Worker safety violations have become a common theme for dollar stores, especially Dollar General, which has racked up more than $16 million in penalties this year alone. Safety hazards have become so common that OSHA now lists Dollar General as a “severe violator,” a label the agency uses sparingly.
Last week, two activist groups stepped up and called for something to be done to improve the working conditions. Domini Impact Investment, a women-led SEC registered investment adviser, has come up with a measure which calls for an independent audit around worker safety and well-being at Dollar General. That proposal will be voted on by company shareholders in a couple of weeks. A separate proposal, spearheaded by the New York-oriented investment firm United Church Funds, would create a wages and inequality report that takes a closer look at operations at Dollar Tree.

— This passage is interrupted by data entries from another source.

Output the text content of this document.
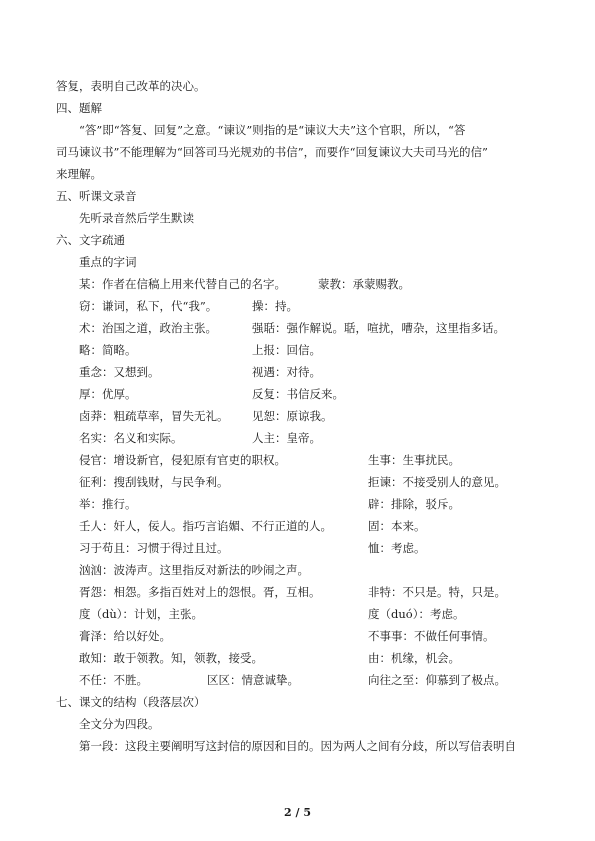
答复，表明自己改革的决心。
四、题解
“答”即“答复、回复”之意。“谏议”则指的是“谏议大夫”这个官职，所以，“答
司马谏议书”不能理解为“回答司马光规劝的书信”，而要作“回复谏议大夫司马光的信”
来理解。
五、听课文录音
先听录音然后学生默读
六、文字疏通
重点的字词
某：作者在信稿上用来代替自己的名字。	蒙教：承蒙赐教。
窃：谦词，私下，代“我”。	操：持。
术：治国之道，政治主张。	强聒：强作解说。聒，喧扰，嘈杂，这里指多话。
略：简略。	上报：回信。
重念：又想到。	视遇：对待。
厚：优厚。	反复：书信反来。
卤莽：粗疏草率，冒失无礼。 见恕：原谅我。
名实：名义和实际。	人主：皇帝。
侵官：增设新官，侵犯原有官吏的职权。	生事：生事扰民。
征利：搜刮钱财，与民争利。	拒谏：不接受别人的意见。
举：推行。	辟：排除，驳斥。
壬人：奸人，佞人。指巧言谄媚、不行正道的人。	固：本来。
习于苟且：习惯于得过且过。	恤：考虑。
汹汹：波涛声。这里指反对新法的吵闹之声。
胥怨：相怨。多指百姓对上的怨恨。胥，互相。	非特：不只是。特，只是。
度（dù）：计划，主张。	度（duó）：考虑。
膏泽：给以好处。	不事事：不做任何事情。
敢知：敢于领教。知，领教，接受。	由：机缘，机会。
不任：不胜。	区区：情意诚挚。	向往之至：仰慕到了极点。
七、课文的结构（段落层次）
全文分为四段。
第一段：这段主要阐明写这封信的原因和目的。因为两人之间有分歧，所以写信表明自
2 / 5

Dollar Tree officials will weigh in on whether they want to move forward with the report on June 13.
A report on dollar stores released earlier this year by The Institute for Local Self-Reliance, spoke about safety as an issue dollar stores will need to address moving forward.
Most dollar stores have only one or two workers in the store at one time, making the task of clearing clutter a difficult one. Dollar General and Dollar Tree employ over 377,000 collectively, and both companies have been categorized as the fastest growing retailers in the U.S.
Stores like Costco and Target pay workers a minimum of $15 an hour, and Walmart is not far behind at $14 an hour. Because most of the dollar stores are located in rural areas, where the cost of living is lower, their wages are below the market average.